BE-Hive, a new machine learning model predicts which base editor performs best to repair thousands of disease-causing mutations
Credit: Courtesy of the Liu lab
Gene editing technology is getting better and growing faster than ever before. New and improved base editors–an especially efficient and precise kind of genetic corrector–inch the tech closer to treating genetic diseases in humans. But, the base editor boom comes with a new challenge: Like a massive key ring with no guide, scientists can sink huge amounts of time into searching for the best tool to solve genetic malfunctions like those that cause sickle cell anemia or progeria (a rapid aging disease). For patients, time is too important to waste.
“New base editors come out seemingly every week,” said David Liu, Thomas Dudley Cabot Professor of the Natural Sciences and a core institute member of the Broad Institute and the Howard Hughes Medical Institute (HHMI). “The progress is terrific, but it leaves researchers with a bewildering array of choices for what base editor to use.”
Liu invented base editors. Fittingly, he and his research team have now invented a way to identify which are most likely to achieve desired edits, as reported today in Cell. Using experimental data from editing more than 38,000 target sites in human and mouse cells with 11 of the most popular base editors (BEs), they created a machine learning model that accurately predicts base editing outcomes, Liu said. The library, called BE-Hive, is available for public use. But the effort produced more than a neat catalog of BEs; the machine learning model discovered new editor properties and capabilities that humans failed to notice.
“If you set out to use base editing to correct a single disease-causing mutation,” said Mandana Arbab, a postdoctoral fellow in the Liu lab and co-first author on the study, “you’re left with a mountain of possible ways to do it and it is difficult to know which ones are most likely to work.”
Base editors may be more precise than other forms of gene editing, but they can still cause unwanted, often unpredictable, edits outside the intended genetic target. Each editor has its own eccentricities. Different types operate within smaller or larger editing “windows,” stretches of DNA about two to five letters wide. Some editors might overshoot or undershoot their targets; others might change just one of two As in a given window.
“If the sequence within the window is GACA,” Liu said, “and you’re using an adenine base editor to change one of those As, will one be preferentially edited over the other?”
The answer depends on the base editor, its paired guide RNA–the chaperone that ferries the editor to the appropriate DNA work site–and the surrounding DNA sequence. To corral all these complicating factors, the team first collected a massive amount of data. Over about a year, Arbab said, they equipped cells with over 38,000 DNA target sites and then treated them with the 11 most popular base editors, paired with guide RNAs. After the treatment, they sequenced the DNA of the cells to collect billions of data points on how each base editor impacted each cell.

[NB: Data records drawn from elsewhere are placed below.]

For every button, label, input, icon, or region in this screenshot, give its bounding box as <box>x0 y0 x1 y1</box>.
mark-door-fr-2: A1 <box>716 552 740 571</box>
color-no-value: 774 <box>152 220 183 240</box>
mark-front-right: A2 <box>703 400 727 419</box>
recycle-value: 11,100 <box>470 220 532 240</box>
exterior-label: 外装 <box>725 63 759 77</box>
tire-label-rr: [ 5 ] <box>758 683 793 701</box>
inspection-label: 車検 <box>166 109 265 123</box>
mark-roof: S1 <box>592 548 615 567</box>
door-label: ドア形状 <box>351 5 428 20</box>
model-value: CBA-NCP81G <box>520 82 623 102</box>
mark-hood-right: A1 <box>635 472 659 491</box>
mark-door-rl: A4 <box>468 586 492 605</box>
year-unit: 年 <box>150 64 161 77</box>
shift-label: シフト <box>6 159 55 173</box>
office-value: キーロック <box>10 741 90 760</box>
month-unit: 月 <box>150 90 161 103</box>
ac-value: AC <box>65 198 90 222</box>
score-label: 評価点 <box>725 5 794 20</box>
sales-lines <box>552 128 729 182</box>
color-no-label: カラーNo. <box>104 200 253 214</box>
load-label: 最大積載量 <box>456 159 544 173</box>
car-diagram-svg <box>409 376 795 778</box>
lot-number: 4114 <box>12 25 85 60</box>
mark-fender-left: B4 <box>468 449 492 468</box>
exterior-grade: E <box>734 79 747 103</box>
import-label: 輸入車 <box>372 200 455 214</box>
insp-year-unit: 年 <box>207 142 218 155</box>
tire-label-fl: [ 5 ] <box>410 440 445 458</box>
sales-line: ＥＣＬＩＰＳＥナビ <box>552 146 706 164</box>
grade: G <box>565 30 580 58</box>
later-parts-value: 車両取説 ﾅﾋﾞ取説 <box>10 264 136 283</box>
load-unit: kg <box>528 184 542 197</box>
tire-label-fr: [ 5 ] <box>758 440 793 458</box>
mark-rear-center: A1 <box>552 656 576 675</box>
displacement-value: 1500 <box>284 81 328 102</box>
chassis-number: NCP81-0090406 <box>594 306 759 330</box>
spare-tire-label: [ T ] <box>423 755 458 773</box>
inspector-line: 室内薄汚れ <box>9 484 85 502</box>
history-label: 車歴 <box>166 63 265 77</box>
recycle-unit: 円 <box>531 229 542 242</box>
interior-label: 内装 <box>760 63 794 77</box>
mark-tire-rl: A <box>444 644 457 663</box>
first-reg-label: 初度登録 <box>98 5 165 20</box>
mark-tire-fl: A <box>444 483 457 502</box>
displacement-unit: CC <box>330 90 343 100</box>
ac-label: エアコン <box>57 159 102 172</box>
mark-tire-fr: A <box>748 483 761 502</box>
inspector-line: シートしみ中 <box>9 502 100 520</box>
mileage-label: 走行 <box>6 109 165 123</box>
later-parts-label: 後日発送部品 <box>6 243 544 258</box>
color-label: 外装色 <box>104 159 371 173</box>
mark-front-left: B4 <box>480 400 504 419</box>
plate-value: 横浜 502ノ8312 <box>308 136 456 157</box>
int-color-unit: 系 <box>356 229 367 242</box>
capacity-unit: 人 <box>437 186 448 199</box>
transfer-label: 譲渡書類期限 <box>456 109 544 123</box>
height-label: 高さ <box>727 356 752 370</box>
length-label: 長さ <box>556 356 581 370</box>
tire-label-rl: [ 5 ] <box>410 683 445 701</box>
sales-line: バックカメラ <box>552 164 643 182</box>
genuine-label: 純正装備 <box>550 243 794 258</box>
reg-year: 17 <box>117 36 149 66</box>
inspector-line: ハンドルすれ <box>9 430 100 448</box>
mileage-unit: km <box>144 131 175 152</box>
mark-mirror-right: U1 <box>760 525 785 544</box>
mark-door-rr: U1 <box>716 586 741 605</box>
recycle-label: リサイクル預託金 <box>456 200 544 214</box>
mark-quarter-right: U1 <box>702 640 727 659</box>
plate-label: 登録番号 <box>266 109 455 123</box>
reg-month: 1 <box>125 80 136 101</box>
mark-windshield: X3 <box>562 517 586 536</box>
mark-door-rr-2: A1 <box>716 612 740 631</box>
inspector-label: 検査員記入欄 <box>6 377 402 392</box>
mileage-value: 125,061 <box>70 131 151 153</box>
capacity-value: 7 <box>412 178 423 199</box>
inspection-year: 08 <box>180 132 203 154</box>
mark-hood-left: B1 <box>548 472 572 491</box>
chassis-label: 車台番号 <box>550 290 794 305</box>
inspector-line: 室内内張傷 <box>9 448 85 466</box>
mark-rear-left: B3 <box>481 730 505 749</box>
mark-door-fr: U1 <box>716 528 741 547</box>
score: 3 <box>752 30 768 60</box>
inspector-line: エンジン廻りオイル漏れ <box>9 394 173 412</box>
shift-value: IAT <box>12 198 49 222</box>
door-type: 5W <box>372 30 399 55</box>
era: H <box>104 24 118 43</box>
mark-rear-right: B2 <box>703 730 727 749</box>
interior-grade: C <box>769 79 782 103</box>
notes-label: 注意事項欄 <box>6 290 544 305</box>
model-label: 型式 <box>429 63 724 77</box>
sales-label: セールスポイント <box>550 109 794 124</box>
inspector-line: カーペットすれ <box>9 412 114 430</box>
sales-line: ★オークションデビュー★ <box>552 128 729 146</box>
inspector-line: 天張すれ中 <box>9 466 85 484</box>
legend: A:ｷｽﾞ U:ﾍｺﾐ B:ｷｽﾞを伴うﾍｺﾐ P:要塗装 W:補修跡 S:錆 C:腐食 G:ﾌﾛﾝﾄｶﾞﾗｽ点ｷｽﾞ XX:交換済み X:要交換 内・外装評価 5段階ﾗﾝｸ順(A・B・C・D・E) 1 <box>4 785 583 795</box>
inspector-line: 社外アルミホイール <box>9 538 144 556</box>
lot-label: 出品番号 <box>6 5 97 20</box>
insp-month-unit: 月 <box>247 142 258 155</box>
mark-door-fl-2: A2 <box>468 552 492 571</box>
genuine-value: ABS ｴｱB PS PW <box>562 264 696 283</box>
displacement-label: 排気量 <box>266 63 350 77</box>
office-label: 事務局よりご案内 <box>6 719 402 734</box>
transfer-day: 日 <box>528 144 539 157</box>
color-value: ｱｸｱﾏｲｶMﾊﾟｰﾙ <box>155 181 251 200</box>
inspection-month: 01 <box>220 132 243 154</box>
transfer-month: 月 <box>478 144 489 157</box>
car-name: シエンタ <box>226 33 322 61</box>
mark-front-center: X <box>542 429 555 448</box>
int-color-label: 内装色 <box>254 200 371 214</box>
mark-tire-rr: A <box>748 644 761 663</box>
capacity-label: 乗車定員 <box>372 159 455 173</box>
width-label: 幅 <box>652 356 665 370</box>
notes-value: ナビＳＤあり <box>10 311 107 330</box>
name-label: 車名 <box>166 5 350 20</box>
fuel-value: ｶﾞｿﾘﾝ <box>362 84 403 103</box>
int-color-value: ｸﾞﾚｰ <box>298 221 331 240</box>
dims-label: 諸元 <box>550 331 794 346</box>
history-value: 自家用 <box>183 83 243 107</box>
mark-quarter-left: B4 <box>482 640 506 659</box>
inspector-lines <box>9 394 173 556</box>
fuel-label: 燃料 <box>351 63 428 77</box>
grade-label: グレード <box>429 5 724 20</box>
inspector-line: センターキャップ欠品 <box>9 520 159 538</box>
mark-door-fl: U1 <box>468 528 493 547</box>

To analyze this bounty, Max Shen, a Ph.D. student at the Massachusetts Institute of Technology’s Computational and Systems Biology program, member of the Broad Institute, and co-first author designed and trained a machine learning model to predict each base editor’s particular eccentricities. In a previous groundbreaking study, Shen and his lab mates trained a different machine learning model to analyze data from another common gene editing tool, CRISPR, and dispelled a popular misconception that the tool yields unpredictable and generally useless insertions and deletions, Shen said. Instead, they showed that even if humans can’t predict where those insertions and deletions occur, machine learning could.
Now, researchers can put a target DNA sequence into BE-Hive, Shen’s beefed up machine learning model, and see predicted outcomes of using each of the 11 base editors on that target. “BE-Hive predicts, down to the individual DNA sequence level, what will be the distribution of products that results from each of those base editors acting on that target site,” said Liu.
Some of BE-Hive’s predictions were surprising, even to the inventor of base editors. “Sometimes,” Liu said, “for reasons that our primate brains aren’t sufficiently sophisticated to predict, the model could accurately tell us that even though there are two Cs right in the editing window, this particular editor will only edit the second one, for example.”
BE-Hive also learned when base editors can make so-called transversion edits: Instead of changing a C to a T, some base editors changed a C to a G or an A, rare and abnormal but potentially valuable quirks. The researchers then used BE-Hive to correct 174 disease-causing transversion mutations with minimal byproducts. And, they used BE-Hive to discover unknown base editor properties, which they used to design novel tools with new capabilities, adding a few more genetic keys to the ever-growing ring.